There's something strange on the outskirts of the Milky Way.

In a cluster of stars skimming the outer reaches of the galaxy, astronomers have identified something very small, and very dense, locked in an orbital dance with a millisecond pulsar. There are, they say, only two things the mystery object could be – a neutron star or a black hole – but either one of those things would be an exciting find.

If it's a neutron star, it could be the heaviest of its kind we've ever seen. If it's a black hole, it's the lightest of its kind.

With a mass equivalent between 2.09 and 2.71 Suns, it sits at the lower end of a compact object desert known as the lower mass gap – a desert between 2.2 and 5 solar masses in which very few neutron stars or black holes have ever been detected.

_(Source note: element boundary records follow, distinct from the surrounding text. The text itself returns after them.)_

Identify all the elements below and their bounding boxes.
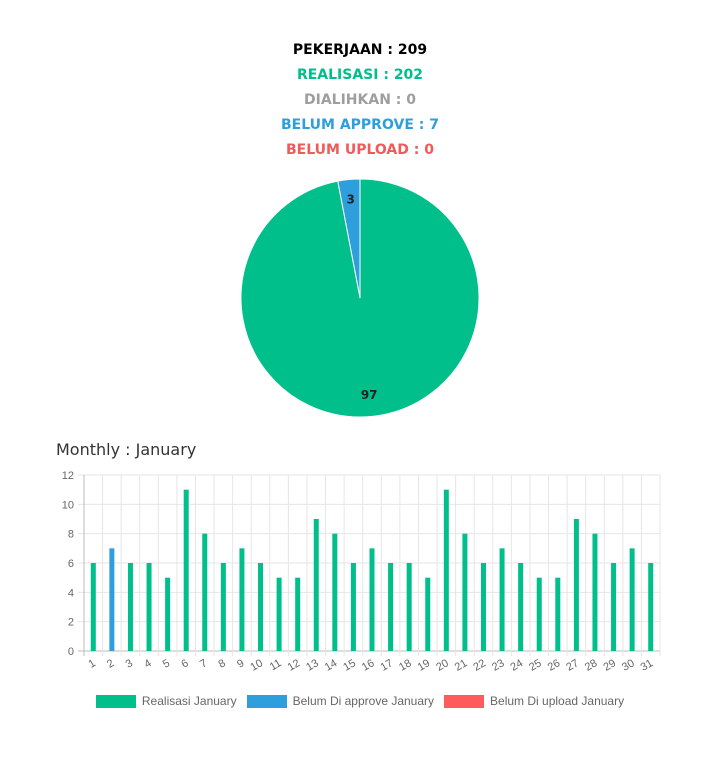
x-tick-label: 21 bbox=[453, 657, 470, 674]
bar-chart-legend: Realisasi January Belum Di approve Janua… bbox=[0, 694, 720, 708]
bar-7-series-0[interactable] bbox=[202, 533, 208, 651]
bar-10-series-0[interactable] bbox=[258, 563, 264, 651]
bar-28-series-0[interactable] bbox=[592, 533, 598, 651]
bar-2-series-1[interactable] bbox=[109, 548, 115, 651]
stat-belum-upload: BELUM UPLOAD : 0 bbox=[286, 142, 434, 158]
bar-chart-title: Monthly : January bbox=[56, 440, 197, 459]
x-tick-label: 22 bbox=[471, 657, 488, 674]
y-tick-label: 0 bbox=[68, 646, 74, 658]
stat-belum-approve: BELUM APPROVE : 7 bbox=[281, 117, 439, 133]
bar-18-series-0[interactable] bbox=[406, 563, 412, 651]
y-tick-label: 4 bbox=[68, 587, 74, 599]
x-tick-label: 9 bbox=[235, 657, 246, 670]
x-tick-label: 7 bbox=[198, 657, 209, 670]
legend-label-belum-approve: Belum Di approve January bbox=[292, 694, 435, 708]
legend-swatch-belum-approve bbox=[246, 694, 287, 708]
bar-8-series-0[interactable] bbox=[220, 563, 226, 651]
x-tick-label: 29 bbox=[601, 657, 618, 674]
x-tick-label: 3 bbox=[124, 657, 135, 670]
bar-22-series-0[interactable] bbox=[480, 563, 486, 651]
x-tick-label: 2 bbox=[105, 657, 116, 670]
legend-swatch-belum-upload bbox=[444, 694, 485, 708]
legend-swatch-realisasi bbox=[95, 694, 136, 708]
x-tick-label: 16 bbox=[360, 657, 377, 674]
y-tick-label: 6 bbox=[68, 558, 74, 570]
x-tick-label: 27 bbox=[564, 657, 581, 674]
pie-chart[interactable]: 3 97 bbox=[230, 170, 490, 430]
x-tick-label: 17 bbox=[378, 657, 395, 674]
stat-realisasi: REALISASI : 202 bbox=[296, 67, 424, 83]
stat-dialihkan: DIALIHKAN : 0 bbox=[304, 92, 416, 108]
bar-16-series-0[interactable] bbox=[369, 548, 375, 651]
bar-17-series-0[interactable] bbox=[388, 563, 394, 651]
x-tick-label: 19 bbox=[416, 657, 433, 674]
x-tick-label: 8 bbox=[217, 657, 228, 670]
x-tick-label: 12 bbox=[286, 657, 303, 674]
bar-11-series-0[interactable] bbox=[276, 577, 282, 651]
bar-24-series-0[interactable] bbox=[518, 563, 524, 651]
bar-13-series-0[interactable] bbox=[313, 519, 319, 651]
bar-25-series-0[interactable] bbox=[536, 577, 542, 651]
legend-item-belum-upload[interactable]: Belum Di upload January bbox=[444, 694, 624, 708]
x-tick-label: 11 bbox=[268, 657, 284, 673]
x-tick-label: 26 bbox=[546, 657, 563, 674]
pie-label-3: 3 bbox=[347, 193, 355, 207]
bar-12-series-0[interactable] bbox=[295, 577, 301, 651]
pie-label-97: 97 bbox=[361, 388, 378, 402]
bar-27-series-0[interactable] bbox=[573, 519, 579, 651]
x-tick-label: 23 bbox=[490, 657, 507, 674]
bar-9-series-0[interactable] bbox=[239, 548, 245, 651]
x-tick-label: 24 bbox=[509, 657, 526, 674]
bar-6-series-0[interactable] bbox=[183, 489, 189, 651]
x-tick-label: 10 bbox=[248, 657, 265, 674]
legend-item-belum-approve[interactable]: Belum Di approve January bbox=[246, 694, 435, 708]
x-tick-label: 28 bbox=[583, 657, 600, 674]
bar-29-series-0[interactable] bbox=[611, 563, 617, 651]
x-tick-label: 6 bbox=[179, 657, 190, 670]
bar-14-series-0[interactable] bbox=[332, 533, 338, 651]
y-tick-label: 10 bbox=[62, 499, 74, 511]
bar-30-series-0[interactable] bbox=[629, 548, 635, 651]
x-tick-label: 13 bbox=[304, 657, 321, 674]
bar-15-series-0[interactable] bbox=[350, 563, 356, 651]
bar-4-series-0[interactable] bbox=[146, 563, 152, 651]
y-tick-label: 12 bbox=[62, 470, 74, 482]
bar-1-series-0[interactable] bbox=[90, 563, 96, 651]
legend-item-realisasi[interactable]: Realisasi January bbox=[95, 694, 237, 708]
stat-pekerjaan: PEKERJAAN : 209 bbox=[292, 42, 428, 58]
bar-3-series-0[interactable] bbox=[127, 563, 133, 651]
bar-19-series-0[interactable] bbox=[425, 577, 431, 651]
y-tick-label: 2 bbox=[68, 617, 74, 629]
bar-21-series-0[interactable] bbox=[462, 533, 468, 651]
x-tick-label: 4 bbox=[142, 657, 153, 670]
x-tick-label: 15 bbox=[341, 657, 358, 674]
x-tick-label: 18 bbox=[397, 657, 414, 674]
x-tick-label: 20 bbox=[434, 657, 451, 674]
bar-31-series-0[interactable] bbox=[648, 563, 654, 651]
x-tick-label: 5 bbox=[161, 657, 172, 670]
x-tick-label: 25 bbox=[527, 657, 544, 674]
bar-5-series-0[interactable] bbox=[165, 577, 171, 651]
x-tick-label: 1 bbox=[86, 657, 97, 670]
legend-label-belum-upload: Belum Di upload January bbox=[490, 694, 625, 708]
legend-label-realisasi: Realisasi January bbox=[141, 694, 237, 708]
x-tick-label: 14 bbox=[323, 657, 340, 674]
pie-slice-97[interactable] bbox=[240, 178, 480, 418]
summary-stats: PEKERJAAN : 209 REALISASI : 202 DIALIHKA… bbox=[0, 38, 720, 163]
x-tick-label: 31 bbox=[639, 657, 656, 674]
bar-20-series-0[interactable] bbox=[443, 489, 449, 651]
x-tick-label: 30 bbox=[620, 657, 637, 674]
bar-26-series-0[interactable] bbox=[555, 577, 561, 651]
y-tick-label: 8 bbox=[68, 529, 74, 541]
bar-23-series-0[interactable] bbox=[499, 548, 505, 651]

An animation showing an orbital simulation of the mysterious binary. (OzGrav, Swinburne University of Technology)

"Either possibility for the nature of the companion is exciting," says astrophysicist Ben Stappers of the University of Manchester. "A pulsar-black hole system will be an important target for testing theories of gravity and a heavy neutron star will provide new insights in nuclear physics at very high densities."

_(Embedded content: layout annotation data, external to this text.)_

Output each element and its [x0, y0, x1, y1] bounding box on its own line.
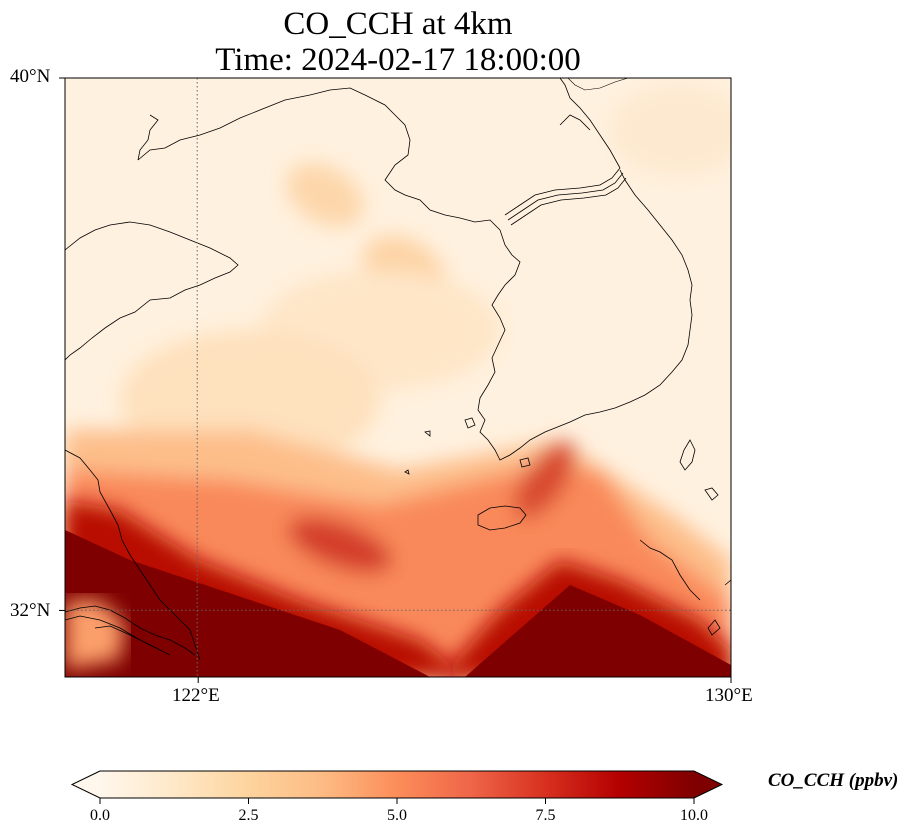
colorbar-extend-max — [694, 771, 722, 798]
map-frame — [64, 77, 732, 678]
lon-tick-label-130: 130°E — [705, 685, 753, 706]
title-line-1: CO_CCH at 4km — [283, 6, 513, 42]
lon-tick-label-122: 122°E — [172, 685, 220, 706]
co-concentration-field — [65, 78, 731, 677]
colorbar-tick-label: 7.5 — [535, 807, 556, 824]
lat-tick-label-32: 32°N — [10, 600, 51, 621]
country-borders — [567, 78, 629, 91]
gridlines — [65, 78, 731, 677]
colorbar-tick-label: 0.0 — [90, 807, 110, 824]
colorbar-tick-label: 5.0 — [387, 807, 407, 824]
colorbar-extend-min — [72, 771, 100, 798]
colorbar-label: CO_CCH (ppbv) — [768, 770, 899, 791]
coastlines — [65, 78, 731, 661]
colorbar — [70, 770, 724, 804]
title-line-2: Time: 2024-02-17 18:00:00 — [215, 42, 581, 78]
lat-tick-label-40: 40°N — [10, 66, 51, 87]
colorbar-gradient — [100, 771, 694, 798]
colorbar-tick-label: 2.5 — [238, 807, 259, 824]
map-area — [65, 78, 731, 677]
colorbar-tick-label: 10.0 — [680, 807, 708, 824]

Neutron stars and black holes are very closely related. They're both super-dense objects that form from the gravitational collapse of the core of a massive star when it dies.

The difference is the mass. A neutron star can be up to around 2.3 times the mass of the Sun. It's prevented from collapsing completely by something called degeneracy pressure, whereby multiple particles of a similar quantum nature can't occupy the same state, including a physical space.

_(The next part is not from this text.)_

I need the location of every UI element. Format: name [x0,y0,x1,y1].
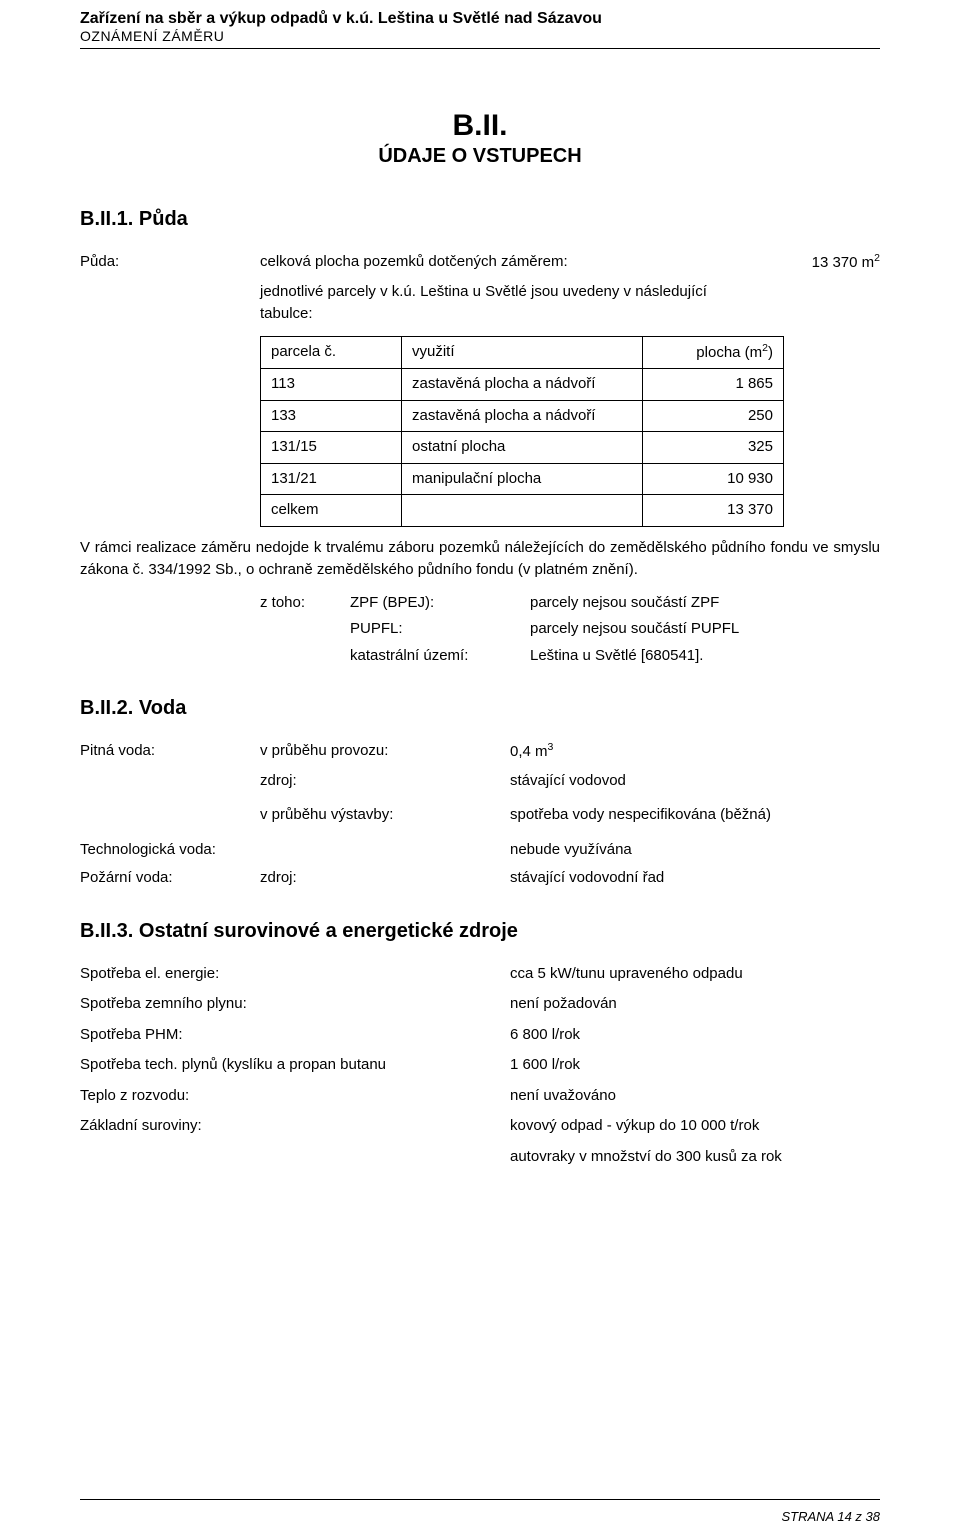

But the particles inside a neutron star are packed as tight as they can get; the star is analogous to one big atomic nucleus.

Add more mass, however, and even degeneracy pressure cannot prevent further collapse. So more massive cores should, theoretically at least, collapse completely into black holes.

However, despite the upper neutron star mass limit sitting at around 2.3 Suns, very, very few black holes have been detected below 5 solar masses. The unobserved measurements between the numbers is the lower mass gap.

NGC 1851. (NASA, ESA, and G. Piotto/Università degli Studi di PadovaGladys Kober/Catholic University of America)

Led by astrophysicists Ewan Barr and Arunima Dutta of the Max Planck Institute for Radio Astronomy, an international team of researchers discovered the object by studying a strange millisecond pulsar named PSR J0514-4002E, located in a cluster of stars named NGC 1851 some 54,000 light-years from the galactic center.

Radio data collected by the MEERKat array in South Africa revealed the presence of an unseen binary companion on a 7.44-day orbit with the pulsar; the researchers wanted to know what that object was.

Millisecond pulsars, you see, are neutron stars that spin extremely fast. As they spin, they emit radio waves at precisely timed intervals. PSR J0514-4002E spins 170 times a second, pulsing like the sound of static. Because its timing is so precise, astronomers can look for tiny, tiny variations in the pulses and use that information to calculate features of the pulsar, as well as its distance and any binary companions.

"Think of it like being able to drop an almost perfect stopwatch into orbit around a star almost 40,000 light years away and then being able to time those orbits with microsecond precision," Barr says.

Illustration of the possible formation routes for the pulsar and its companion. (Thomas Tauris/Aalborg University/MPIfR)

With this pulsar timing data, the researchers were able to calculate the distance to PSR J0514-4002E, the mass of the pulsar, and the mass of the system as a whole. By subtracting the mass of the pulsar, they were able to determine the mass of the mystery object.

The object is far too dim to be a main-sequence star, and far too massive to be a white dwarf (that's the compact object lighter than neutron stars, on the dead star scale). That only leaves two possibilities: neutron star, or black hole.

It's impossible at this stage to say which one it is, but the researchers believe that it is the product of a previous merger between two neutron stars. Several years ago, a similar collision detected using gravitational waves resulted in a 2.6 solar-mass-object. With an upper limit of 2.76 solar masses, this latest find has a chance of being a bigger neutron star. If neither is, in fact, a black hole.

Now that it's been found, the researchers are resolved to unmask its identity.

"We're not done with this system yet," Dutta says. "Uncovering the true nature of the companion will be a turning point in our understanding of neutron stars, black holes, and whatever else might be lurking in the black hole mass gap."

The discovery has been published in Science.